At a later stage, pan-retinal photocoagulation (PRP) with an argon laser appears effective in reducing the neovascular components and their sequelae.

The visual prognosis for ocular ischemic syndrome varies from usually poor to fair, depending on speed and effectiveness of the intervention. However, prompt diagnosis is crucial as the condition may be a presenting sign of serious cerebrovascular and ischemic heart diseases.

In 2009, the Undersea and Hyperbaric Medical Society added "central retinal artery occlusion" to their list of approved indications for hyperbaric oxygen (HBO).
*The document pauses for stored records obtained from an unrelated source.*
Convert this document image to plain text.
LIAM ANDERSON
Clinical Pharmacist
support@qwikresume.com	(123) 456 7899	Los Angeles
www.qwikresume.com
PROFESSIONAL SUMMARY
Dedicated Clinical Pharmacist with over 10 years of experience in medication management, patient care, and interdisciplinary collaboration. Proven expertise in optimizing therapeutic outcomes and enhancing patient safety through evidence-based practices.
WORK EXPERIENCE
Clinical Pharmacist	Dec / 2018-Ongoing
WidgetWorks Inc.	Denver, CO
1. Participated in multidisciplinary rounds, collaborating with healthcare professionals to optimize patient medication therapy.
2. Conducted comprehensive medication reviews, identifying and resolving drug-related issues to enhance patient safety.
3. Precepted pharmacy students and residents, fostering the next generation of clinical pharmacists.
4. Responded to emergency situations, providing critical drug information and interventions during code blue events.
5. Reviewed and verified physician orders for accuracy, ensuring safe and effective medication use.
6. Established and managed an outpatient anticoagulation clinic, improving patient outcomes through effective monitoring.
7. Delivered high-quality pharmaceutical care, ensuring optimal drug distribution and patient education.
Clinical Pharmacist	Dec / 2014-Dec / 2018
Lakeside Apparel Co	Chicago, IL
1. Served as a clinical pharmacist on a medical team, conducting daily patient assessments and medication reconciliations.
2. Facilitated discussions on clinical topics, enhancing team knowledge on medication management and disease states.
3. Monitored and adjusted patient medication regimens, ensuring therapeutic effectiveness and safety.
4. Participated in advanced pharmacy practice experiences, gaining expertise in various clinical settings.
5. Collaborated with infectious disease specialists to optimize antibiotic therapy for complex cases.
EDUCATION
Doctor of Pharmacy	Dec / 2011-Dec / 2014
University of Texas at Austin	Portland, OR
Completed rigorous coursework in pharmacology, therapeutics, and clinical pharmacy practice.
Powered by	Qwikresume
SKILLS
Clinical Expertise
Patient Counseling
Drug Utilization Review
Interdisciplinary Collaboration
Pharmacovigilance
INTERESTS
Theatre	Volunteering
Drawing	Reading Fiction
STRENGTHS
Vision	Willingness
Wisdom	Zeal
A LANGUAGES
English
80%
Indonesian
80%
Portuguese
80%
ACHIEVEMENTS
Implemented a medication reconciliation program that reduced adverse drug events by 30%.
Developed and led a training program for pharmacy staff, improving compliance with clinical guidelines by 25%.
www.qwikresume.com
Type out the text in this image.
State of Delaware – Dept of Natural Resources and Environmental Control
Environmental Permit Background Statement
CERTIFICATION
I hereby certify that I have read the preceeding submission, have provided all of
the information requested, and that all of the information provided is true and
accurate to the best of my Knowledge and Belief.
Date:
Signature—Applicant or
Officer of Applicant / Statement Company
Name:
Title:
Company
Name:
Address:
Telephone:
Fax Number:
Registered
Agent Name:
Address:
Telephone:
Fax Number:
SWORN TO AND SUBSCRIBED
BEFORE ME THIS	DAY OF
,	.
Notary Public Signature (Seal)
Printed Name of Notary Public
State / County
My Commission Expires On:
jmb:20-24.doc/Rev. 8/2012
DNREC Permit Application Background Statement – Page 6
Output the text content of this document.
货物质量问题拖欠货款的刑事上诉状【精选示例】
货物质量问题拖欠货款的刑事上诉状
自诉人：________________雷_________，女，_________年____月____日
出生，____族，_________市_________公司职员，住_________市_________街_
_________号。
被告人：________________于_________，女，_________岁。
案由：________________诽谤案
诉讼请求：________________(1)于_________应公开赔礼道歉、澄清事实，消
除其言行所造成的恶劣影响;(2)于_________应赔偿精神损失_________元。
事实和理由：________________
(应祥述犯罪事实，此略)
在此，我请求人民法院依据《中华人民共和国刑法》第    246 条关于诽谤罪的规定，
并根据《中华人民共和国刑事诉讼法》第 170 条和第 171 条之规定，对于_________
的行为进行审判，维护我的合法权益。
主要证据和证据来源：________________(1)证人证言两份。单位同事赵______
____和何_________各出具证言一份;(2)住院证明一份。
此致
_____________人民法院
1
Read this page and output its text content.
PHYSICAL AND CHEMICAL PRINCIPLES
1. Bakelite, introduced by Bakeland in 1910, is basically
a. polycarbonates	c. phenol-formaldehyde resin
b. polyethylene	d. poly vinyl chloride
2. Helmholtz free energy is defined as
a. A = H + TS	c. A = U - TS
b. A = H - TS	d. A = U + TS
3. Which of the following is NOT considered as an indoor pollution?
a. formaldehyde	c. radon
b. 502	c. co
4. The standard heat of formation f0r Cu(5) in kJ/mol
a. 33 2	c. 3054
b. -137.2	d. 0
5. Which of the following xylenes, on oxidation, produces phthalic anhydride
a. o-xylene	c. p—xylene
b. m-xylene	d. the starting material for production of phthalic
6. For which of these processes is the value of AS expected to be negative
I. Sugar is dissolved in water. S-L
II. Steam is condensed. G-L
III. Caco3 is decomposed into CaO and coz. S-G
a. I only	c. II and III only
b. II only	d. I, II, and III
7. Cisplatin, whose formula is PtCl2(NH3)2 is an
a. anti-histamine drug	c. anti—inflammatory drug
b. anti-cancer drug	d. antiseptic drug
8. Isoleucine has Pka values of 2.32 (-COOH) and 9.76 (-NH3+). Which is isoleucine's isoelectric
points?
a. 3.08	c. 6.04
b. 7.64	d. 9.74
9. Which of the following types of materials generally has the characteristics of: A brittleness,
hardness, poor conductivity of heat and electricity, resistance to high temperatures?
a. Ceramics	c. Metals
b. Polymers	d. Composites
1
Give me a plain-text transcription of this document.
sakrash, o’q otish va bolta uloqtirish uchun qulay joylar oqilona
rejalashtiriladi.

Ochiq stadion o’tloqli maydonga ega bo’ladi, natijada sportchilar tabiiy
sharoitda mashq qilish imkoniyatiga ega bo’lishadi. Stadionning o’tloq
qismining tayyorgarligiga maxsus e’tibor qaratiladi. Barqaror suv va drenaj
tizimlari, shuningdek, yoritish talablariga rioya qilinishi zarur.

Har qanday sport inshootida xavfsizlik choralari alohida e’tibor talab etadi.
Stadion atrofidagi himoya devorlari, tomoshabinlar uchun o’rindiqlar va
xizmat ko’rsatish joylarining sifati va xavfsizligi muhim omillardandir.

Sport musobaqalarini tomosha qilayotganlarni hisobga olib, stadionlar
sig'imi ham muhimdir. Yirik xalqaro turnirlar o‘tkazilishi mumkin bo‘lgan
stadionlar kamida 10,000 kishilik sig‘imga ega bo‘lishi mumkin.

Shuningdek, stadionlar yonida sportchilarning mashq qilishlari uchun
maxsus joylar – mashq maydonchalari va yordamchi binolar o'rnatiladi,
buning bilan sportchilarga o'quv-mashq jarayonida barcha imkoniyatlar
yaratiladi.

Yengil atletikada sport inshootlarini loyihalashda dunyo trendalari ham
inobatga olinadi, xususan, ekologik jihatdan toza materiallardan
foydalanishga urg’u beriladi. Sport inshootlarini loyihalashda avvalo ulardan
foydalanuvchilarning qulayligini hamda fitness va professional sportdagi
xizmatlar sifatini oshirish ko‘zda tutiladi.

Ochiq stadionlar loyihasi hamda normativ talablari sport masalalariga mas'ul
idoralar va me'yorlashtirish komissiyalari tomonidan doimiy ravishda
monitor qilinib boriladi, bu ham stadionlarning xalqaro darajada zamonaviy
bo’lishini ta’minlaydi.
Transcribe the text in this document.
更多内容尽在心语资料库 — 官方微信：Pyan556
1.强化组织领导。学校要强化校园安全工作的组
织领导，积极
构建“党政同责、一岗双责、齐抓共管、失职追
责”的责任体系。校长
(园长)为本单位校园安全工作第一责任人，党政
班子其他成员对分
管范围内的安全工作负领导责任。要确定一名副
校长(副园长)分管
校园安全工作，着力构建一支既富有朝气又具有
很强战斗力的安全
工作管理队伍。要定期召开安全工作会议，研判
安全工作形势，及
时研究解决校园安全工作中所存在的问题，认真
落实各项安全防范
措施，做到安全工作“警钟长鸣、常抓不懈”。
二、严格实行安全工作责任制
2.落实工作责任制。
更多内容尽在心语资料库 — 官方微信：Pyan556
When used as an adjunctive therapy, the edema reducing properties of HBO, along with down regulation of inflammatory cytokines may contribute to the improvement in vision. Prevention of vision loss requires that certain conditions be met: the treatment be started before irreversible damage has occurred (over 24 hours), the occlusion must not also occur at the ophthalmic artery, and treatment must continue until the inner layers of the retina are again oxygenated by the retinal arteries.